君の適正職業は…魔法戦士といったところか。凄いな。昔から鍛えているのが良く分かる」
そんなことまでわかるのかよ。確かに装置に頼りたくもなるって奴か。
「君にはより多くの迷宮を攻略してもらい、
固有魔法を増やし、財宝を集め、その一部を国に納めてくれるだけでいい。あとは君の自由という奴だ。
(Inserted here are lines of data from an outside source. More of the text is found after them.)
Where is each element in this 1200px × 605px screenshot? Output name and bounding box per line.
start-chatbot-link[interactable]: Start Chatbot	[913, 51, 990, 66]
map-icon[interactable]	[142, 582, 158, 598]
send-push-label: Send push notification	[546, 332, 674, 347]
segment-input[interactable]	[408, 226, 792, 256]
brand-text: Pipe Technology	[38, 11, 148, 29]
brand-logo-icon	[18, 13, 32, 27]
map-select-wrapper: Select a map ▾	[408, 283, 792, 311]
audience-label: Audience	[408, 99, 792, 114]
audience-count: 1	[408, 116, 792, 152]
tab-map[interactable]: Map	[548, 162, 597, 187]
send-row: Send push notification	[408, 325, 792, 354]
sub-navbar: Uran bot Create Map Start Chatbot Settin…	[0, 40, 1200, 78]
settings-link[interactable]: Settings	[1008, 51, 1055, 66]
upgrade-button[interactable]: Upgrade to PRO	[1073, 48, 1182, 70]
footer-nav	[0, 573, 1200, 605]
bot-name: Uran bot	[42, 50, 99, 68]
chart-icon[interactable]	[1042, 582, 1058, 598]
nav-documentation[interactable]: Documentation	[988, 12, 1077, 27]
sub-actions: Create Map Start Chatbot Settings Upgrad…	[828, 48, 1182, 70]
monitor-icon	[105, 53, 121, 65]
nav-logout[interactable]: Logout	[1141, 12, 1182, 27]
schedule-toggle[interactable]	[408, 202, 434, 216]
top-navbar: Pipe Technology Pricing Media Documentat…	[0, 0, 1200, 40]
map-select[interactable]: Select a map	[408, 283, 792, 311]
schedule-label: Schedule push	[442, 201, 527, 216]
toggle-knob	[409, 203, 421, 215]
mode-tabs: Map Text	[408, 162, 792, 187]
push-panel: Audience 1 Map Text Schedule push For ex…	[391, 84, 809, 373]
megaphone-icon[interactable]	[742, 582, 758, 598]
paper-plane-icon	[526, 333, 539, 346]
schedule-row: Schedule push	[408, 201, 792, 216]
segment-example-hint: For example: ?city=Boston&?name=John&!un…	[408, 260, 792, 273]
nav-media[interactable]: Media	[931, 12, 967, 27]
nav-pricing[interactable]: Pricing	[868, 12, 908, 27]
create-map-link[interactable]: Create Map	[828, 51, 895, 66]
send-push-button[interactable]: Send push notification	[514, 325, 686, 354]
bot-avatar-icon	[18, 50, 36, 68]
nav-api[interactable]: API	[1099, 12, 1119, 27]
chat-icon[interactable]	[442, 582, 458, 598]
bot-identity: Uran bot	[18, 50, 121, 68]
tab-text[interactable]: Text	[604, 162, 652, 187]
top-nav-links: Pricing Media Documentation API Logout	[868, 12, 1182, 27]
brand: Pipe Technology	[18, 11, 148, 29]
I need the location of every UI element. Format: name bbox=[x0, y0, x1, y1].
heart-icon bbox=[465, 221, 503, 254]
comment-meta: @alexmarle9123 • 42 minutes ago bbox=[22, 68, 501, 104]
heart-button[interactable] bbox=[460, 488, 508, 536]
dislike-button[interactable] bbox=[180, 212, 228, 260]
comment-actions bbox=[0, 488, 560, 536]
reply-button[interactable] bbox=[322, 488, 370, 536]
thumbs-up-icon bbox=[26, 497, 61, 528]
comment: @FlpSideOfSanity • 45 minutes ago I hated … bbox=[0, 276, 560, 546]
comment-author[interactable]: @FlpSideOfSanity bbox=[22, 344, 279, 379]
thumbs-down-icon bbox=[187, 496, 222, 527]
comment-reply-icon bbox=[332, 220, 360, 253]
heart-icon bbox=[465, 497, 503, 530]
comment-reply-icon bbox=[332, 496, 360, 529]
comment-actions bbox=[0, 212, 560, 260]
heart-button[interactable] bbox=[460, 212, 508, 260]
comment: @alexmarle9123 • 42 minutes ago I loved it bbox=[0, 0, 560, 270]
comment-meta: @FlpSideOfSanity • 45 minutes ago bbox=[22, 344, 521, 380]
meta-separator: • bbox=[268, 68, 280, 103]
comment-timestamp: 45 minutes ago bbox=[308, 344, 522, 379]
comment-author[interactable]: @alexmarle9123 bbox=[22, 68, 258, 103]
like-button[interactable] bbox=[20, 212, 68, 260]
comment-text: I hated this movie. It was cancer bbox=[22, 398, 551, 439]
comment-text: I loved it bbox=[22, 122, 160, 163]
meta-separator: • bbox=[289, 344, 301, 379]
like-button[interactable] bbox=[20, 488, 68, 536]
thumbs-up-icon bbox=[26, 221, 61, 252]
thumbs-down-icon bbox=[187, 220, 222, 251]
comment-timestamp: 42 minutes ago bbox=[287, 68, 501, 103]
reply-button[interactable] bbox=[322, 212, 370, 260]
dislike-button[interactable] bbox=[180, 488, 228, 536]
ああ、だが基本的に一ヵ月に一回はカードを更新するために装置に調べて貰うぞ」
「それは…長期の探索の場合はどうするんだ?」
「延長申請を取れば三カ月まで更新を引き延ばせるな。
あ、スカイ君はBランクだから優遇で五ヶ月だ」
「ランクごとに優遇措置があるのか」
「もちろんだ。探索者ギルド認定の店で割引とかな。Bランクだと価格から全て三割減額の優遇だな」
これは探索者ギルドが賑わうはずだ。名誉を求め、金を求め各地から人々が集まる…。
さすが狸爺。えげつない。と感じるスカイ。
「まずは王都の平原にある巨大迷宮でも攻略したらどうだ?」
「…そうだな」

ギルド長は後悔した。
ああ、あの時言わなければ。

スカイ=フリーダム、侵入開始から五日で『王都平原ノ迷宮』を攻略。